The imbalance in how our culture values intelligence versus wisdom makes me think about the work that Iain McGilchrist has done to revolutionize our understanding of how the left and right brain hemispheres pay attention to the world. The left brain is good at narrow focus—organizing, classifying, quantifying the objects of our attention. The left brain is either completely oblivious to everything else or it makes facile assumptions to fill in the blanks. The right brain, on the other hand, pays attention to the world in broad and flexible ways, maintaining an openness to whatever possibilities come along. The left hemisphere tends towards either/or thinking, while the right hemisphere appreciates a both/and mindset, integration and holism. The left brain looks, while the right brain sees.
Iain McGilchrist’s follow-on thesis is that western society from the ancient world onward has been increasingly dominated by a left-hemisphere orientation. That’s the direct link I see between his work and what I’ve said here about intelligence versus wisdom. The left hemisphere is good at defining and quantifying things, and we have pretty straightforward ways of defining and quantifying intelligence. Wisdom not so much. We understand how to systematically build and improve intelligence in people and computers. Wisdom not so much. Intelligence feeds on information and can be transmitted from person to person. Wisdom seems to require first-hand lived experience, including joy and sadness and laughter and trauma and on and on and on.
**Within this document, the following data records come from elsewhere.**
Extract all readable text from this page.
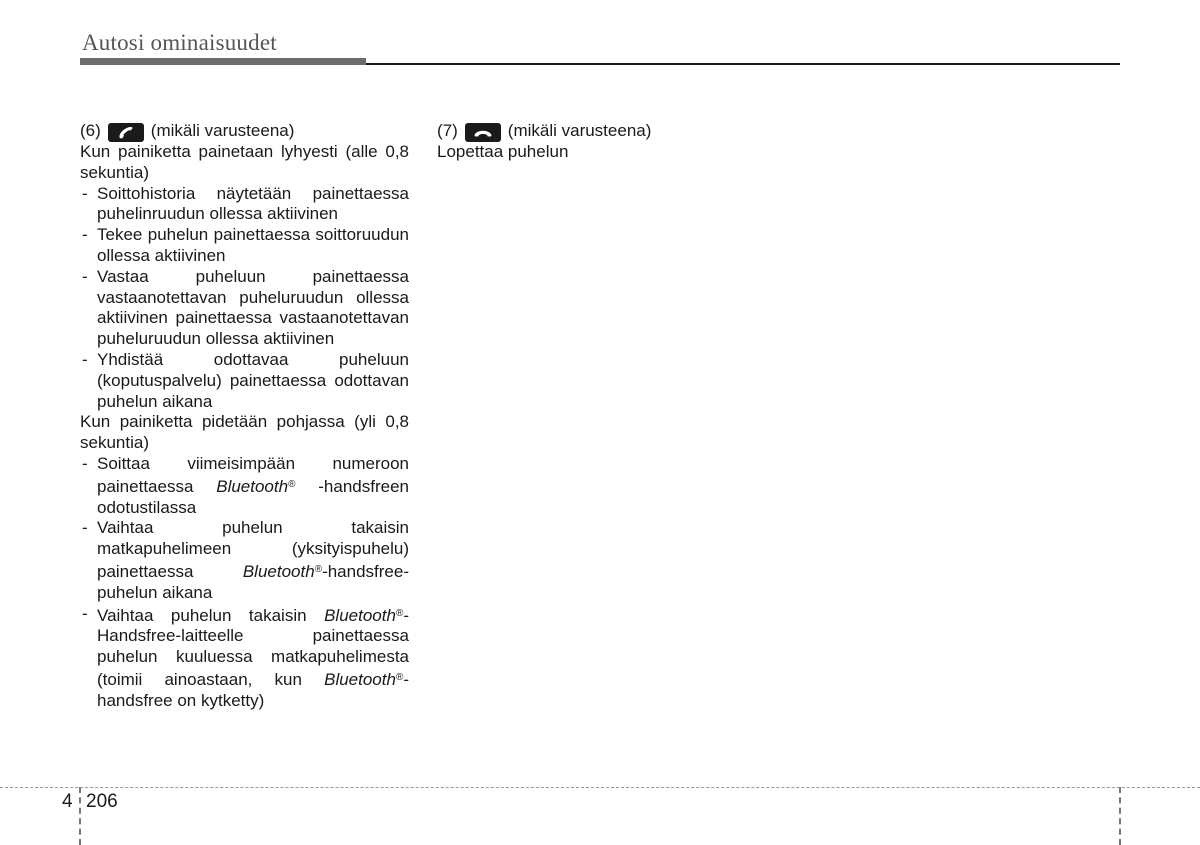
Autosi ominaisuudet
(6)	(mikäli varusteena)

Kun painiketta painetaan lyhyesti (alle 0,8 sekuntia)

- Soittohistoria näytetään painettaessa puhelinruudun ollessa aktiivinen
- Tekee puhelun painettaessa soittoruudun ollessa aktiivinen
- Vastaa puheluun painettaessa vastaanotettavan puheluruudun ollessa aktiivinen painettaessa vastaanotettavan puheluruudun ollessa aktiivinen
- Yhdistää odottavaa puheluun (koputuspalvelu) painettaessa odottavan puhelun aikana

Kun painiketta pidetään pohjassa (yli 0,8 sekuntia)

- Soittaa viimeisimpään numeroon painettaessa Bluetooth® -handsfreen odotustilassa
- Vaihtaa puhelun takaisin matkapuhelimeen (yksityispuhelu) painettaessa	Bluetooth®-handsfree-puhelun aikana
- Vaihtaa puhelun takaisin Bluetooth®-Handsfree-laitteelle painettaessa puhelun kuuluessa matkapuhelimesta (toimii ainoastaan, kun Bluetooth®-handsfree on kytketty)
(7)	(mikäli varusteena)

Lopettaa puhelun

4 206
One more manifestation of how our culture values intelligence more than wisdom is the notion of content versus art. Artificial intelligence is part of that conversation too, because alongside ChatGPT we have also been introduced to a number of AI tools that generate images from prompts, as well as AI tools that compose music.
In recent years there has been so much talk about content creators and content platforms and content monetization. Now we have tools that either threaten human content creators or offer untold new possibilities, depending on whom you ask. It’s probably a bit of both. Nobody, however, seems to think that any of this is art. In fact it seems that no one is even interested in that question these days. There is so much content. We’re drowning in content. Content is easy to define, but what is art? Why is art?
Like wisdom, art is hard to define, maybe impossible to quantify. Art asks questions. Art makes us see ourselves and the world differently. Art induces internal experiences, mind-shifts, heart expansion. Art can make us uncomfortable, not only when it’s intentionally disturbing but when it feels pointless, inscrutable, or ambiguous.
Sometimes it’s fun to go to goodreads or Amazon and peruse reader reviews for a work of literature, no matter if it’s a canonical work from a bygone era or something more contemporary. Mary Shelley or Cormac McCarthy. Invariably you’ll find that ten percent of the reviews are one-star ratings by readers complaining that they don’t get it, or nothing happens, or they didn’t like the characters, or the ending left things too unresolved. These readers are judging art by the standards of content, are stuck in a juvenile mode of reading.
Art is important. Wisdom is important. I feel like our culture is forgetting about both. I don’t know how to help turn that around, so for now I’m just talking less.